Implicit Matrix Factorization in NLP - Coding

Implicit matrix factorization is a technique in natural language processing (NLP) used to identify latent structures in word co-occurrence data.

In this article, we will then delve into Pointwise Mutual Information (PMI), Positive Pointwise Mutual Information (PPMI), and Shifted PMI, and implement these techniques in Python for hands-on experience.

What is Implicit Matrix Factorization in NLP?

Implicit matrix factorization is a technique used in various fields, including natural language processing (NLP), collaborative filtering, and recommendation systems, to uncover latent structures or factors in data that are not directly observed but inferred from indirect signals. The main idea is to decompose a large, sparse matrix of interactions or co-occurrences into lower-dimensional matrices that capture the underlying patterns or relationships between entities, such as words in a text or users and items in a recommendation system.

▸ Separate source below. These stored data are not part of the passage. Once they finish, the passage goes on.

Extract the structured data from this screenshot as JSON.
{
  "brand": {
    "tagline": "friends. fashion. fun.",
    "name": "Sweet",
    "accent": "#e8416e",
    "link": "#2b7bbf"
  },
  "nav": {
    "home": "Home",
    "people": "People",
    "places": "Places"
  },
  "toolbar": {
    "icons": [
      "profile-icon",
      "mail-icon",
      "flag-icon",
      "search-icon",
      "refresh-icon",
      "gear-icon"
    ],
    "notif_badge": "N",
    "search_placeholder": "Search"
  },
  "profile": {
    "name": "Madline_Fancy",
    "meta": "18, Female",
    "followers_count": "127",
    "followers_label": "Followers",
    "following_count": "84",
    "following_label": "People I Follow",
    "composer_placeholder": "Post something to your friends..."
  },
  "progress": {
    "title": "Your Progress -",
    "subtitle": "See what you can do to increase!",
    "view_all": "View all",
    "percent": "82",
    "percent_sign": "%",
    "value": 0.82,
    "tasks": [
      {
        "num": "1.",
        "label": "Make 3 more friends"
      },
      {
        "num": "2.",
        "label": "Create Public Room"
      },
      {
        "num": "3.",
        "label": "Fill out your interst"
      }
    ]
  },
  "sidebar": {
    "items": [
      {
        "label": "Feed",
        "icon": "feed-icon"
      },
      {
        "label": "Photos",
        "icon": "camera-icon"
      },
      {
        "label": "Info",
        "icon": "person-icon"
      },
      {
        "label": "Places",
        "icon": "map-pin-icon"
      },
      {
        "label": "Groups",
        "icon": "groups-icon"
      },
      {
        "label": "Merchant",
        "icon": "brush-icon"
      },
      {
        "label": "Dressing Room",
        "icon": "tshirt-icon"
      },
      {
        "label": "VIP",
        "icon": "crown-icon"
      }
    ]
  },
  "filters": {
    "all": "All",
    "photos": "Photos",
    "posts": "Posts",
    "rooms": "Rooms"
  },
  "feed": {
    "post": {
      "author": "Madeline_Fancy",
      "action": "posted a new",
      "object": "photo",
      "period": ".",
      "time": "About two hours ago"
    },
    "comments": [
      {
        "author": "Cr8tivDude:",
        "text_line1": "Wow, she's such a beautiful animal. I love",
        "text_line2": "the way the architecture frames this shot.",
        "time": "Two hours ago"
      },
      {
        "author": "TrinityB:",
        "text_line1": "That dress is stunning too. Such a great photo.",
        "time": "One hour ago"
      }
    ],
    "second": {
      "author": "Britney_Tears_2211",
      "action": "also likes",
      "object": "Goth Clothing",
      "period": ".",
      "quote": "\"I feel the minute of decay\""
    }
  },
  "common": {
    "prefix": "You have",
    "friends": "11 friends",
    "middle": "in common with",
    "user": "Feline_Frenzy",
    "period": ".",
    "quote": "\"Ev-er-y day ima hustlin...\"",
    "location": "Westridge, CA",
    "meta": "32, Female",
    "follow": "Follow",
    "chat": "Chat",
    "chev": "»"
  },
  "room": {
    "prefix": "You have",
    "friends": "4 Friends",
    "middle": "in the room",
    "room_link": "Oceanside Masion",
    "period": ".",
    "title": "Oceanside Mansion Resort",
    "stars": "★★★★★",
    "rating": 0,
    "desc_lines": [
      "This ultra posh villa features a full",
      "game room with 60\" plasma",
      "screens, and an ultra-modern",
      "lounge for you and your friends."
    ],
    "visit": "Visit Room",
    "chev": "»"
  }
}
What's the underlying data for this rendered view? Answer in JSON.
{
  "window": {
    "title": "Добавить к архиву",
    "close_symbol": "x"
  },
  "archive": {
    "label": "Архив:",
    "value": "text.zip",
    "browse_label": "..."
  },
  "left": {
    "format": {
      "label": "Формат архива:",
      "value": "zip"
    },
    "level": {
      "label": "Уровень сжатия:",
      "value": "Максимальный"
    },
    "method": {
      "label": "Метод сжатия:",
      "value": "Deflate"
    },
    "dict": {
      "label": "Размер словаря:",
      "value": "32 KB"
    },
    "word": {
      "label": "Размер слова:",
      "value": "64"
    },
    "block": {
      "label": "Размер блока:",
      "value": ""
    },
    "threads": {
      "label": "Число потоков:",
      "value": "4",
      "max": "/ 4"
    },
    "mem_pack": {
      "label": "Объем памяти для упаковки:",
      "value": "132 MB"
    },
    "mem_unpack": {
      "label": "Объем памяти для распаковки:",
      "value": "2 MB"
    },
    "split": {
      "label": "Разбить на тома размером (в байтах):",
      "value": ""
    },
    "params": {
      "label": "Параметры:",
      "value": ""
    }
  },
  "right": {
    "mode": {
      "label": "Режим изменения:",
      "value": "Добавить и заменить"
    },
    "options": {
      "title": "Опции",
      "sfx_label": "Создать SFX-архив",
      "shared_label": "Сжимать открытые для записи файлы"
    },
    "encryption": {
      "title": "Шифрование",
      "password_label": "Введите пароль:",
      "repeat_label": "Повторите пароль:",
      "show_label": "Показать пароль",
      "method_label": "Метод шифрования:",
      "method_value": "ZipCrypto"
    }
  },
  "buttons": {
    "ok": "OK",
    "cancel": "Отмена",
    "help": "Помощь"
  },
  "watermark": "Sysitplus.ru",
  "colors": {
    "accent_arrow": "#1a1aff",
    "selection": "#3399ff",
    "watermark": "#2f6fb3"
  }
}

In NLP, implicit matrix factorization can be used to identify latent semantic relationships between words. For example, by factorizing a word co-occurrence matrix, we can discover underlying topics in a collection of documents. This helps in generating word embeddings that capture semantic similarities, which can be used in various downstream tasks like sentiment analysis and machine translation.

Key Concepts of Implicit Matrix Factorization

Latent Factors: These are hidden variables inferred from the observed data. In the context of NLP, latent factors can represent abstract concepts or topics underlying the word co-occurrences. In recommendation systems, they can represent user preferences and item attributes.
Co-occurrence Matrix: A matrix that records the frequency with which items (words, users, items) co-occur. For example, in NLP, a co-occurrence matrix might capture how often pairs of words appear together in a given context.
Matrix Factorization: The process of decomposing a large matrix into the product of two smaller matrices. This factorization reduces the dimensionality of the data while preserving its essential structure.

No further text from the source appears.